Youssef Chahed a commencé par saluer le travail des services de sécurité tunisiens, promettant la promulgation avant la fin de l’année d’une loi relative à la prise en charge matérielle et psychologique des enfants des « martyrs » de l’appareil sécuritaire, victimes d’actes terroristes, et ce jusqu’à l’âge de 21 ans. Un renforcement de l’aide logistique et matérielle nécessaires aux forces armées est également prévu. Il s’est par ailleurs engagé à révéler la vérité sur les assassinats des députés de gauche Chokri Belaïd et Mohamed Brahmi, abattus en 2013, et à développer des démarches au niveau culturel et éducatif pour prévenir l’embrigadement jihadiste.

Corruption

Deuxième priorité, la lutte contre la corruption avec la mise en place d’une législation adéquate protégeant notamment les dénonciateurs, et de nouvelles ressources humaines et matérielles en faveur de l’Instance nationale de la lutte contre la corruption. Le ministère de la Justice et le ministère public ont été invités par le chef du gouvernement à traiter en « priorité absolue » les dossiers de corruption.

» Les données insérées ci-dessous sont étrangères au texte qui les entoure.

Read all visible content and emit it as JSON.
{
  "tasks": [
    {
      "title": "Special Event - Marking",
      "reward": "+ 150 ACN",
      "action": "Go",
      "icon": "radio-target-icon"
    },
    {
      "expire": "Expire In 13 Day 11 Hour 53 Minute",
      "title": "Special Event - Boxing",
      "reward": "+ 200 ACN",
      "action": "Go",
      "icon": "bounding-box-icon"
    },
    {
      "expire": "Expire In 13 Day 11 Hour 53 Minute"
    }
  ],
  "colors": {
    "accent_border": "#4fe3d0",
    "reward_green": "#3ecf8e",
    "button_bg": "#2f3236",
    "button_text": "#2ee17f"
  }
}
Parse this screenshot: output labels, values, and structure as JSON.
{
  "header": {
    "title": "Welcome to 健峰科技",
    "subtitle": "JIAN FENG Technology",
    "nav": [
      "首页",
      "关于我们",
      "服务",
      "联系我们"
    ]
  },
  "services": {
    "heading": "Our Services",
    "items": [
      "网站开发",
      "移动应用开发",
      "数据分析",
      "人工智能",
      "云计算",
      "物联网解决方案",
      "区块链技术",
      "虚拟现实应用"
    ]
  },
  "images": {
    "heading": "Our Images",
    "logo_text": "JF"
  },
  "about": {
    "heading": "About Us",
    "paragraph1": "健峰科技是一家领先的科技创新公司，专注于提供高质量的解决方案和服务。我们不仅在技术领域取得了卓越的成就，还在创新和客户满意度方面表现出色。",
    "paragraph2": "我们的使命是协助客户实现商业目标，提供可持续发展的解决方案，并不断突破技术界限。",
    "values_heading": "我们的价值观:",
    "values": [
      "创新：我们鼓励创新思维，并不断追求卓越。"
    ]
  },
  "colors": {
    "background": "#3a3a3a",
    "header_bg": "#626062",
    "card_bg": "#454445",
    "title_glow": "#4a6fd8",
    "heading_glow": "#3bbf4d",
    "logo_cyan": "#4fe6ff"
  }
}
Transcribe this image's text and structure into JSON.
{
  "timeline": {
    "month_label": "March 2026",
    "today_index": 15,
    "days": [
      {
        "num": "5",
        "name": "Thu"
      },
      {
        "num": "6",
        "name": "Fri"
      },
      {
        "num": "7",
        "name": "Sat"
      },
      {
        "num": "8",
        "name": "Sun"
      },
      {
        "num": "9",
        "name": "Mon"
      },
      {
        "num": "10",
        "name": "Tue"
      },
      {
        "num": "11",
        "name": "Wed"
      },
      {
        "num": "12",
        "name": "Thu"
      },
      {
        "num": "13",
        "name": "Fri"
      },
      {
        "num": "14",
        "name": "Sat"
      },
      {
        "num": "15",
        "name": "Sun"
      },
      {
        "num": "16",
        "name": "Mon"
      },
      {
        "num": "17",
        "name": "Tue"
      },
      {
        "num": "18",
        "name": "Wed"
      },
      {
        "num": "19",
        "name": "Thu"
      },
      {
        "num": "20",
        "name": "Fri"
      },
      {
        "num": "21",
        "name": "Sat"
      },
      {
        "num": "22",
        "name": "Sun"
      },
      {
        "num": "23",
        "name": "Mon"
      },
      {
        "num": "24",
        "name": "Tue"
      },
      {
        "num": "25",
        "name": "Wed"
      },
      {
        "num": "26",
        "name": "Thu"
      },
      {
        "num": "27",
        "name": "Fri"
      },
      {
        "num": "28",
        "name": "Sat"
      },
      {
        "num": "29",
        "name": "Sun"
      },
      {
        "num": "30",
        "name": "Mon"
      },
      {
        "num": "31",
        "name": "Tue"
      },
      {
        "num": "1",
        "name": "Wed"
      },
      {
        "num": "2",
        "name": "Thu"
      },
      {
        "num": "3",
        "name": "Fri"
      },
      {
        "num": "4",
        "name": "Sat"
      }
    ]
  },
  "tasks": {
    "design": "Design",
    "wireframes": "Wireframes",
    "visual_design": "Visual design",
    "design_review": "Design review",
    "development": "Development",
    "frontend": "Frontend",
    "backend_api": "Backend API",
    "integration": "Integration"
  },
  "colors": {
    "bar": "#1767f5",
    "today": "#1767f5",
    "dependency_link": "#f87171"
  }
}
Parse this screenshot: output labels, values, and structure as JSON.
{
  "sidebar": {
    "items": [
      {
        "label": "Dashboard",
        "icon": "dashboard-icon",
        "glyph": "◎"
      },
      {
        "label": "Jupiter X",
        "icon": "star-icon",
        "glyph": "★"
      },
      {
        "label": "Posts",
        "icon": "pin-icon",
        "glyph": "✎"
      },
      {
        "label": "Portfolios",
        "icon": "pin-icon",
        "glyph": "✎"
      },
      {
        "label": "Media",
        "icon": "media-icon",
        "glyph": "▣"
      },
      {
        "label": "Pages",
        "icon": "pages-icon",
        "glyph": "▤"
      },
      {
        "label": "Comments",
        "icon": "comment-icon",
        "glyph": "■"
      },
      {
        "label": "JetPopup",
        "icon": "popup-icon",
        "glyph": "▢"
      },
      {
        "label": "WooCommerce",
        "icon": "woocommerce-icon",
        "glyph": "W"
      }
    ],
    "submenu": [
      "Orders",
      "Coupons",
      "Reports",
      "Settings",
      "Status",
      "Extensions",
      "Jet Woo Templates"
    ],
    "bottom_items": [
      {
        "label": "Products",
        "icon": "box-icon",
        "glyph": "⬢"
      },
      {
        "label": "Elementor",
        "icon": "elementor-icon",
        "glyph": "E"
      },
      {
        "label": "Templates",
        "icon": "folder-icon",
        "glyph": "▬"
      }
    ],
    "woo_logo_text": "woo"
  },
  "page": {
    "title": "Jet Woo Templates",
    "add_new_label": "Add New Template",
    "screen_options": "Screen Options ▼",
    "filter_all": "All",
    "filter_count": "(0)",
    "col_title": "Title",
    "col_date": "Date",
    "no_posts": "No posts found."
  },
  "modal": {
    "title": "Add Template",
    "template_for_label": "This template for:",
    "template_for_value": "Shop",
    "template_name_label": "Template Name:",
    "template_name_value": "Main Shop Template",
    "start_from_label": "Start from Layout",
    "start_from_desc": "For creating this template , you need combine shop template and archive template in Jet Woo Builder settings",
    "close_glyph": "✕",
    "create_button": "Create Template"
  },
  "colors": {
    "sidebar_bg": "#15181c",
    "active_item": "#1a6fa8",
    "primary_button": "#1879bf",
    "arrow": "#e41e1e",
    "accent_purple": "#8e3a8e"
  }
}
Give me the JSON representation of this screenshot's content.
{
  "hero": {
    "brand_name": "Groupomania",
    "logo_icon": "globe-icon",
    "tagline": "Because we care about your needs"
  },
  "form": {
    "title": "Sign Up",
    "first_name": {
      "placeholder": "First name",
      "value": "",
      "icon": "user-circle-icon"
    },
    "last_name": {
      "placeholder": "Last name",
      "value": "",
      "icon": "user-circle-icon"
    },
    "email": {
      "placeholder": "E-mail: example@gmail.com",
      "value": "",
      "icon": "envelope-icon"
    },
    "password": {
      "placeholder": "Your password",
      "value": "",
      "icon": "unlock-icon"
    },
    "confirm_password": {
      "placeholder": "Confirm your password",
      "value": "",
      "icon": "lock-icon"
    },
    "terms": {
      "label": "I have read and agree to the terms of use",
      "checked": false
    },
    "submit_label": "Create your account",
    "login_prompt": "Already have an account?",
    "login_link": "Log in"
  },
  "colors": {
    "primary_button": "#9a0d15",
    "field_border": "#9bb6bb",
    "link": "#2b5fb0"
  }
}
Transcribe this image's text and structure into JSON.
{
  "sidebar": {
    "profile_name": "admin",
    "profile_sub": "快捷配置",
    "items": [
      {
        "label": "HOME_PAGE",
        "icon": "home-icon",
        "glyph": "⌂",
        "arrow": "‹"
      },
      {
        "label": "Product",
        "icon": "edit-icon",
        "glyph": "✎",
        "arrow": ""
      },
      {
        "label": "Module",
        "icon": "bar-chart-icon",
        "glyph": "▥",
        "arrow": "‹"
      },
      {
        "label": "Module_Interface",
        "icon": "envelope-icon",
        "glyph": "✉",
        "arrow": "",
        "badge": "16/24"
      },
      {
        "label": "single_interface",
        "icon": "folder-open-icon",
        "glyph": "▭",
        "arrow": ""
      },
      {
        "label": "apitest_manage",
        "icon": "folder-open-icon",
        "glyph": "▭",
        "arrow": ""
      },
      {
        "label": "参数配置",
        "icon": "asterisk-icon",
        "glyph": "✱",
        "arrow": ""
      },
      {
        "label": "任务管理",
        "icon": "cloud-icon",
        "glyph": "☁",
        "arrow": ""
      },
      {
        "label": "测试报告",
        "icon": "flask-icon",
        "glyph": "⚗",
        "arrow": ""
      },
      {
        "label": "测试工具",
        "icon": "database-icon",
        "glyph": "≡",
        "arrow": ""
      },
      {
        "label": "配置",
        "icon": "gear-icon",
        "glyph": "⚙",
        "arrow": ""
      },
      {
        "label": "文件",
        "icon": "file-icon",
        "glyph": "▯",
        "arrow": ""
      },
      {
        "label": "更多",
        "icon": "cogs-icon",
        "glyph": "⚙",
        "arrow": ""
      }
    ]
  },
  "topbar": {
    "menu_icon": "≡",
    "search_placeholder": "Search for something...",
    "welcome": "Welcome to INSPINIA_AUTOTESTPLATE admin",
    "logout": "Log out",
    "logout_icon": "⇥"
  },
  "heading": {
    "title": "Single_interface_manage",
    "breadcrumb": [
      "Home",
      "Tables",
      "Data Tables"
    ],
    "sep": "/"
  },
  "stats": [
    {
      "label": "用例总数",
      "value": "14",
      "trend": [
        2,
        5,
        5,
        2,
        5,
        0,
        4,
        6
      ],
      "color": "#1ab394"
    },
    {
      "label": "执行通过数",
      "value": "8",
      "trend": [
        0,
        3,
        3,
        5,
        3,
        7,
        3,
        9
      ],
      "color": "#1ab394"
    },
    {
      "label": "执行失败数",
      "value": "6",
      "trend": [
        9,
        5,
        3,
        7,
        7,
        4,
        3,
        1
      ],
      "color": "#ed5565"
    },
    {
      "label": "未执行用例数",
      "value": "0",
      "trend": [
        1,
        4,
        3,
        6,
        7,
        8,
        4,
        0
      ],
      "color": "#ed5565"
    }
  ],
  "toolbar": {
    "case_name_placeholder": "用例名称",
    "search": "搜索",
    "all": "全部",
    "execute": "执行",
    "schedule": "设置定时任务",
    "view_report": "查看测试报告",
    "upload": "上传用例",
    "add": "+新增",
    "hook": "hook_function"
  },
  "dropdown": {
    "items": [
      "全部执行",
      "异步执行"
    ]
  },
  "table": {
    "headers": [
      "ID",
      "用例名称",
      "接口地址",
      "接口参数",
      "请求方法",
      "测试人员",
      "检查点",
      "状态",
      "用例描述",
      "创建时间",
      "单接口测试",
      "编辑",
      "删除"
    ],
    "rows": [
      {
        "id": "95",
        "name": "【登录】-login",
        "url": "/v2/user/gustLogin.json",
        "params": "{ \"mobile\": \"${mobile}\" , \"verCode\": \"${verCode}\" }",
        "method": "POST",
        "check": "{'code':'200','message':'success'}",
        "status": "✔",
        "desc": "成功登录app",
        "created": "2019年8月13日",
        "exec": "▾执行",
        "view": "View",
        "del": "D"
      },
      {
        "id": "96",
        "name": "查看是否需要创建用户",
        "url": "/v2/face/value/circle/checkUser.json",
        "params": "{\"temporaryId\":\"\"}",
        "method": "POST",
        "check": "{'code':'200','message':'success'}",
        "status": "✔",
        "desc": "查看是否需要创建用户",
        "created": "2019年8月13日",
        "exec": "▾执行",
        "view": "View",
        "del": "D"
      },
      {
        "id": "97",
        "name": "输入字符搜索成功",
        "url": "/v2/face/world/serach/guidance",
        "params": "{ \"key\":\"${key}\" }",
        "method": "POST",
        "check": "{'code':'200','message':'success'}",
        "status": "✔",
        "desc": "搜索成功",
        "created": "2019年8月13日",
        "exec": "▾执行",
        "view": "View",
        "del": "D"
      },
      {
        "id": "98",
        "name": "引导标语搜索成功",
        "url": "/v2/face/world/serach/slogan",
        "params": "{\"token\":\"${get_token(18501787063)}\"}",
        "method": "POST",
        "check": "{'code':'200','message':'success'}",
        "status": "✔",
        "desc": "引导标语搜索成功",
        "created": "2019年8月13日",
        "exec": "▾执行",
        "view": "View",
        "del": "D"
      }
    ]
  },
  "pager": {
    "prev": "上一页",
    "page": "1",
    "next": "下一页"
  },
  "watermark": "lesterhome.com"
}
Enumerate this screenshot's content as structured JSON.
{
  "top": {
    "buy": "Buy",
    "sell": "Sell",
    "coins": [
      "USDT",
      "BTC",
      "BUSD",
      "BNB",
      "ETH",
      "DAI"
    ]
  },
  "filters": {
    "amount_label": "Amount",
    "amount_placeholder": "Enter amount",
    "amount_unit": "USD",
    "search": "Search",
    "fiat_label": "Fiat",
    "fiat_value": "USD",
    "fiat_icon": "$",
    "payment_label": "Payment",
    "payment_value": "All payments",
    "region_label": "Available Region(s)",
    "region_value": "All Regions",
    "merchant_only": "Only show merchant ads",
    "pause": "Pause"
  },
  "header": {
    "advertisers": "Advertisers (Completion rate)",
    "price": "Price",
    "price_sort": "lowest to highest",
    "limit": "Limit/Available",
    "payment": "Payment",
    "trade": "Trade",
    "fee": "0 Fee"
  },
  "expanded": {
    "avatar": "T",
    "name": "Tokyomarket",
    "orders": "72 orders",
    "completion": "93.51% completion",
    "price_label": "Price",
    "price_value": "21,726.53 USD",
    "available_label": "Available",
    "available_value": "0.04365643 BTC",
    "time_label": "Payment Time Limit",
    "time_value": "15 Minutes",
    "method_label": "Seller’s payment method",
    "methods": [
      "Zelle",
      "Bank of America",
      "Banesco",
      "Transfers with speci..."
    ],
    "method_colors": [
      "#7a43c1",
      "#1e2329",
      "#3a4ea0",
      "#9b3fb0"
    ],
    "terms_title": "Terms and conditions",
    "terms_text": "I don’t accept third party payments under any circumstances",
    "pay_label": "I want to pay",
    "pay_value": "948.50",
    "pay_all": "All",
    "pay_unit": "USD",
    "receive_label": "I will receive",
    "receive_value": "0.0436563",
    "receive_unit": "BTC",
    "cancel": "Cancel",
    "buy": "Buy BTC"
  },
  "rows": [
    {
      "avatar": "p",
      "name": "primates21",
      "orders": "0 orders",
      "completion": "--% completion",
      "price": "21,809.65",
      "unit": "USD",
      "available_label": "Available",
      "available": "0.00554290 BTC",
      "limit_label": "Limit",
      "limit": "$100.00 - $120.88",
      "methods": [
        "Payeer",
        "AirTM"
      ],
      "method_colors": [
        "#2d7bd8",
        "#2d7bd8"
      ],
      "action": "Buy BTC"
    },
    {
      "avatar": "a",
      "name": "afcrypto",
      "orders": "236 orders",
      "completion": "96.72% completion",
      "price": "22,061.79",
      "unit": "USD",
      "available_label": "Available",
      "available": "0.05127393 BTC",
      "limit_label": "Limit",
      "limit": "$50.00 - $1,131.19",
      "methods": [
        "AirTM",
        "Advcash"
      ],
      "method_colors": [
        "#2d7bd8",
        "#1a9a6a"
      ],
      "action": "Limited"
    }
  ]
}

Une fois la confiance votée par le Parlement, « tous les membres du gouvernement déclareront leurs biens dans un délais ne dépassant pas les deux semaines », a indiqué Youssef Chahed.

Crise socio-économique

Le chef du gouvernement a également dressé un bilan global de l’économie tunisienne, en proie à une crise sans précédent. Manque de croissance et de productivité (et donc hausse de l’endettement), grèves irrégulières et abusives, augmentation du taux de chômage, scepticisme des investisseurs tunisiens et étrangers… « L’année 2017 sera encore plus difficile que 2016 (…) si nous ne faisons rien pour y remédier », avec notamment les risques d’un plan d’austérité et la suppression, entre autres, de crédits et de postes dans la fonction publique, une diminution des dépenses dans les secteurs de la santé et de la sécurité sociale, et une hausse des impôts, a prévenu Youssef Chahed. Il a également fait remarquer que la Tunisie a dû « appeler le FMI au secours » afin de « trouver des moyens de financement pour payer les dettes » du pays.

Environnement et culture

La pollution est également devenue un problème majeur en Tunisie, aggravé par l’absence d’unités de recyclage des déchets et nécessitant une « nouvelle approche ». D’où l’intérêt d’avoir « fusionné l’Environnement avec les Affaires locales. »

Quant à une meilleure mise en valeur de la culture en Tunisie, Youssef Chahed a assuré vouloir encourager la création tout en garantissant la liberté artistique, et a annoncé que des maisons de jeunes feraient peau neuve et que de nouveaux espaces dédiés à la jeunesse seraient créés.

La plénière de l’ARP, qui pourrait se prolonger jusqu’à tard dans la soirée, a démarré en présence de 178 députés sur les 217 présents au Parlement. Pour obtenir la confiance de l’Assemblée, le gouvernement proposé par Youssef Chahed doit obtenir la majorité absolue des voix, soit 109.


Le Président Béji Caïd Essebsi suivant la plénière consacrée au vote de confiance au gouvernement Chahed.